Indiana-born, sang and played piano at 6. At 18, formed friendship with Reg DuValle, a bandleader and pianist who taught him piano jazz improvization. Indiana Univ. BA 1925, Indiana Univ. School of Law LLB 1926, played piano around Indiana with his “Collegians” to support his studies. He befriended and played with cornet legend Bix Beiderbecke who introduced him to Louis Armstrong, then with King Oliver’s Creole Jazz Band, in Chicago. Composed “Washboard Blues” and “Boneyard Shuffle” for Curtis Hitch, also “Riverboat Shuffle”, recorded by Beiderbecke, his 1st recorded song. In 1927, finished and recorded “Star Dust” (later renamed “Stardust”, lyrics added 1929), with him doing piano solo. He got more recognition when Paul Whiteman recorded “Washboard Blues”, with Carmichael playing and singing, and the Dorsey Brothers and Beiderbecke in the orchestra. First major song with his own lyrics was “Rockin’ Chair”, recorded in 1930 by Louis Armstrong and Mildred Bailey.

To NYC summer 1929, hired Duke Ellington’s agent and publisher Irving Mills to set up recording dates. In Oct. 1929 the stock market crashed but fortunately, Louis Armstrong recorded “Rockin’ Chair” giving him a badly needed boost. He next composed “Georgia on My Mind”, composed & recorded “Up a Lazy River” 1930 (lyrics by Sidney Arodin) and the 1st recording of “Stardust” (lyrics by Mitchell Parish) was recorded by Bing Crosby 1931. Joined ASCAP 1931 and worked for Ralph Peer’s Southern Music Co. 1932 as a songwriter, first music firm to occupy the new Brill Building, famous NYC songwriting mecca. In 1933, he began collaborating with lyricist Johnny Mercer on “Thanksgiving”, “Moon Country”, and “Lazybones”, selling over 350,000 copies in 3 months. In 1935 he started composing songs for a division of Warner Brothers, 1st movie song “Moonburn” appeared in film version of “Anything Goes.” In 1935 he moved to California and earned $1,000 a week with Paramount. In 1937 he appeared in movie “Topper”, singing his “Old Man Moon”. With Paramount lyricist Frank Loesser, wrote “Two Sleepy People” in 1938, and “Heart and Soul”, “Small Fry”, and “I Get Along Without You Very Well (Except Sometimes)”. His relationship with Johnny Mercer led to “Skylark” in 1942, recorded almost immediately by Glenn Miller, Dinah Shore, and Helen Forrest (with Harry James).

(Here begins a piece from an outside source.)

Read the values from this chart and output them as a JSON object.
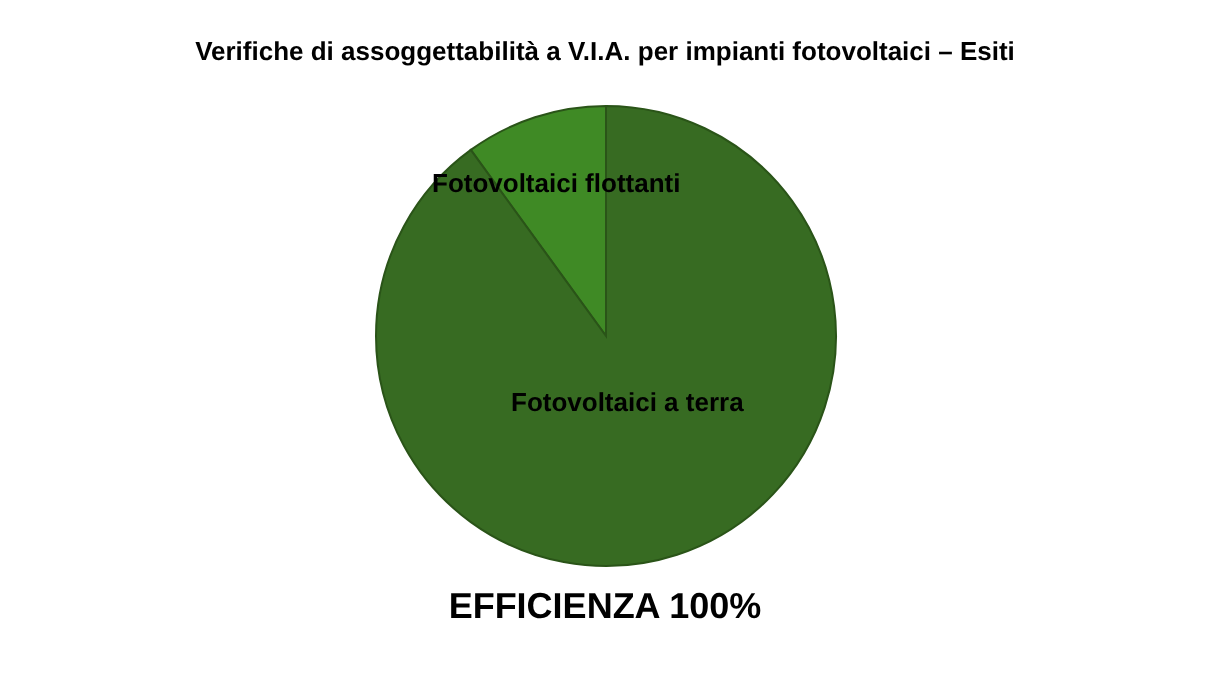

In 1943, Carmichael returned to film in “To Have and Have Not”, opposite Humphrey Bogart & Lauren Bacall, and sang “Hong Kong Blues” and “The Rhumba Jumps”, and played piano as Bacall sang “How Little We Know”. He acted in 14 films, always playing at least one of his songs, including “Young Man with a Horn”, incl. multi-Oscar winner “The Best Years of Our Lives”. Between 1944-48, he hosted 3 musical variety radio programs. “In the Cool, Cool, Cool of the Evening”, with lyrics by Johnny Mercer, won his 1st Oscar for Best Original Song, and Mercer his 2nd of 4. In the early 50s, he appeared on popular TV variety shows. Carmichael starred in a 1956 episode of NBC’s anthology series, “The Joseph Cotten Show”, was a regular on NBC’s “Laramie” (1959–1963), co-starred in a “Playhouse 90” episode (1957), etc. He was inducted into Songwriters Hall of Fame in 1971 with Duke Ellington.

SP, 10 x 8 b&w flat finish bust portrait of Carmichael looking to his right, in jacket and tie, wearing a hat, signed with sentiment.”